Second, a number of papers, among them one by T.D. Robinson and D.C. Catling in vol. 7 Nature Geoscience, January 2014, observed that for all planetary bodies with thick atmospheres (including Titan’s moon), energy transport for the inner atmosphere at pressures, between 0.1 and 1.0 bar (like our tropopause), is pressure dependent and by far overwhelmingly transfers energy by convectional overturning of infrared transparent gases. The appropriate equations of state for such dense lower atmospheres are the classical ideal gas law and the second law of motion – and no fudging thermodynamic laws. For these planets’ upper atmospheres, from 0.1 bar and less, a QM Stefan-Boltzmann equation of state applies as the atmosphere drifts off to a suitable Planckian blackbody vacuum.

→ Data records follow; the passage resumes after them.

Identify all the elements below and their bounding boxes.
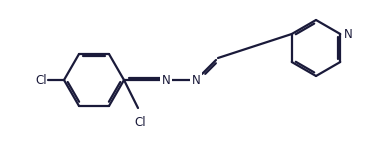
Text: Cl: Cl — [35, 74, 47, 87]
Text: N: N — [192, 74, 200, 87]
Text: Cl: Cl — [134, 116, 146, 129]
Text: N: N — [344, 27, 353, 40]
Text: N: N — [162, 74, 170, 87]
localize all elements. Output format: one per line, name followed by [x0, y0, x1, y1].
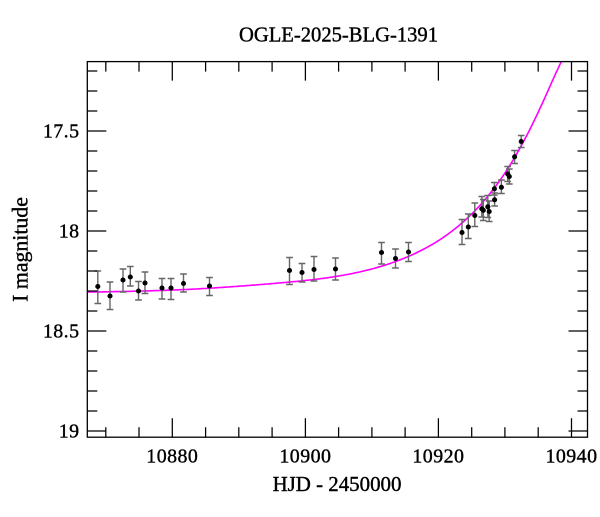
svg-text:HJD - 2450000: HJD - 2450000: [273, 472, 402, 496]
svg-text:10880: 10880: [146, 445, 198, 467]
svg-text:10920: 10920: [412, 445, 464, 467]
svg-text:10900: 10900: [279, 445, 331, 467]
svg-text:19: 19: [59, 421, 80, 443]
svg-text:18.5: 18.5: [43, 321, 80, 343]
svg-text:10940: 10940: [546, 445, 598, 467]
svg-text:17.5: 17.5: [43, 121, 80, 143]
svg-text:OGLE-2025-BLG-1391: OGLE-2025-BLG-1391: [239, 24, 438, 46]
svg-text:I magnitude: I magnitude: [8, 197, 32, 302]
svg-text:18: 18: [59, 221, 80, 243]
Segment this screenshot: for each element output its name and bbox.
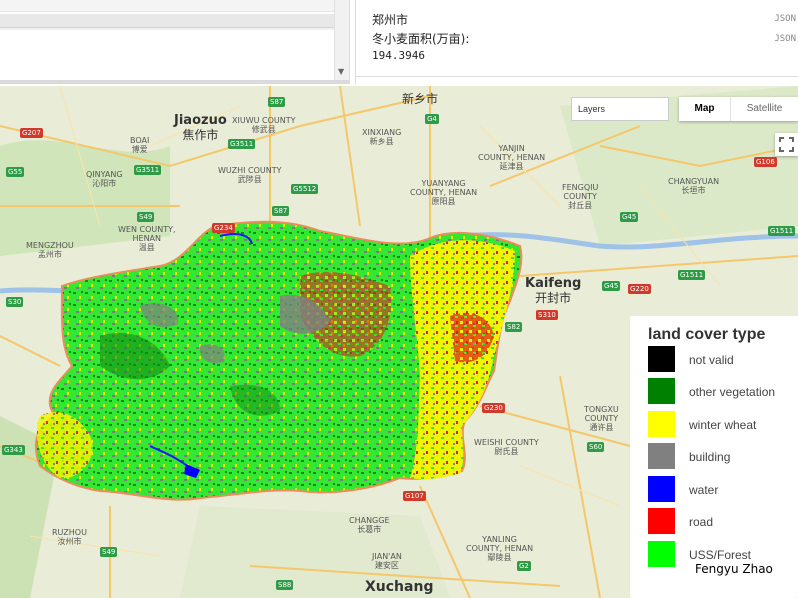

It is time by now to question whether this CAGW hypothesis has any applicability to climate, to say nothing of making reasonable sense.

Phil.
Reply to  Tom Anderson
January 14, 2020 11:09 am

Tom Anderson January 13, 2020 at 4:39 pm
Like all substances, carbon dioxide is a spectral-line absorber/emitter of solar irradiance. It is not “sensitive” to all of the sun’s radiant emission any more than is any other element or substance. Its terrestrial spectral absorption wavelengths peak at 9.6 and 15 microns, which by Wien’s Displacement Law, are at +29°C and -80°C, respectively. The portion at 9.6 microns spans a narrower part of the spectrum but is five times more active than the wider span at -80. This -80°C emission band has been observed cooling the stratosphere and the central Antarctic plateau. The warner spectral portion at 29°C (~84°F), if not suggestive to Hawaii to most people, at least is not far from the Earth’s average 10 micron emission wavelength.

Incorrect, the peak at 9.6 microns is due to ozone not CO2!
The Wien law temperature of -80ºC is irrelevant, the emission spectrum of the earth is shown below, the CO2 band is close to the maximum of the energy spectrum (proportional to wavenumber). Increase the temperature and the emission at 15 microns increases.

comment image

The Fleecer
January 13, 2020 8:58 pm

Man that whole “tipping point” thing is such an emotive, alarmist expression too. You’ve got extremely questionable models being used to promote some unproven near future apocalyptic scenario

David A
January 14, 2020 1:16 am

Mark W

Past Holocene sea levels ( 1 to 2 m higher then today, support your assertions.

Rudolf Huber
January 15, 2020 1:34 pm

The world is flooded with those papers. Thousands of writings, some of them with a veneer of actual science. But they all fall short of the one thing we are all waiting for. Actual proof. I am often asked what I would accept as proof. Well, I certainly will not accept any made-up opinion piece full of assumptions. Assumptions are an opinion. They are not facts. Any model that rests on those same assumptions is an opinion as well. As long as this opinion is not proven and anything this opinion provides, as a result, disagrees with measurements in the real world, its quite a weak and lousy opinion. But those opinions masquerade as facts when they are not and alarmist stalkers inundate anyone they don’t agree with to steal their time and occupy them. And then they expect us to disprove their unproven assumptions. The world on its head.

William Holder
January 16, 2020 11:55 pm

This discussion is far too sophisticated and frankly boring – although I forced myself to read most of it. It is clear however that species can adapt to changes in their environment fairly quickly as pointed out in this Nat Geo article. “Under poaching pressure, elephants are evolving to lose their tusks” It is also clear to me that there remains no clear evidence that our CO2 emissions are responsible for any change in the climate – only a tenuous correlation at best. Finally, measures such as infant mortality, life span and food production clearly indicate we are having no problem adapting to any change real or imagined. There certainly is no crises. We’re left with projections of doom and gloom but precious little in the way of actual negative impacts.